Respondent argues that because there was no probable cause articulated for the investigation within the Petitioner's briefs or supporting materials, the Court must deny the petition. Presumably, Respondent's logic is that because there was no probable cause articulated for the investigation, and because the investigation caused the Department of Labor to issue the subpoena, the Court must deny the petition. This appears to be based on the same principle as the "fruit of the poisonous tree" doctrine applicable in criminal prosecutions. Respondent provides no legal authority for this proposition.

Respondent's argument ignores the elephant in the room: the initial investigation appears to be a consent search. Respondent offer no evidence to the contrary. If Mr. Woods was granted consent to conduct his investigation, the Court will grant the petition. This course of action is wholly compatible with Marshall, in which the Court notes that "[i]n the first place, the great majority of businessmen can be expected in normal course to consent to inspection without warrant; the Secretary has not brought to this Court's attention any widespread pattern of refusal." 436 U.S. at 316.

While all the available evidence indicates that this was a consent search, out of an abundance of caution, the Court will require Petitioner to file a brief, and encourage it to present sworn testimony on that issue, which can be accomplished through the form of an affidavit by any authorized and knowledgeable representative of the Petitioner.

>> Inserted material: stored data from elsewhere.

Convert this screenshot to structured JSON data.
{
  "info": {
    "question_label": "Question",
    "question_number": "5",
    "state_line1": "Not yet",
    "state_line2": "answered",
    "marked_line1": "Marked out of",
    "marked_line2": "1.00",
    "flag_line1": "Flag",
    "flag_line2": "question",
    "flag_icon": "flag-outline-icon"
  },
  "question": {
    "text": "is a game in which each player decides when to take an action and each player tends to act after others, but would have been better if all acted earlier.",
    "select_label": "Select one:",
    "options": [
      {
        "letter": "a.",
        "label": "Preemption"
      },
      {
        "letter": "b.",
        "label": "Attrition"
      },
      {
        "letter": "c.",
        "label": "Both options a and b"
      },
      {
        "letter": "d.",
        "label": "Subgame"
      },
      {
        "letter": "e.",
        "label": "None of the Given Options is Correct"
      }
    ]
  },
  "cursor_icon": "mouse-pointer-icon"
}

IT IS ORDERED that Petitioner shall file a brief addressing Respondent's argument, as well as the issue of whether it received consent to conduct its December 10, 2013 investigation, by May 2, 2014. Petitioner is encouraged to submit any sworn testimony that may support its claims, and must file any such material by the same date. Petitioner shall not repeat any of the arguments it sets forth in its initial brief in support of the petition, as the Respondent failed to address those arguments, and the Court finds them compelling.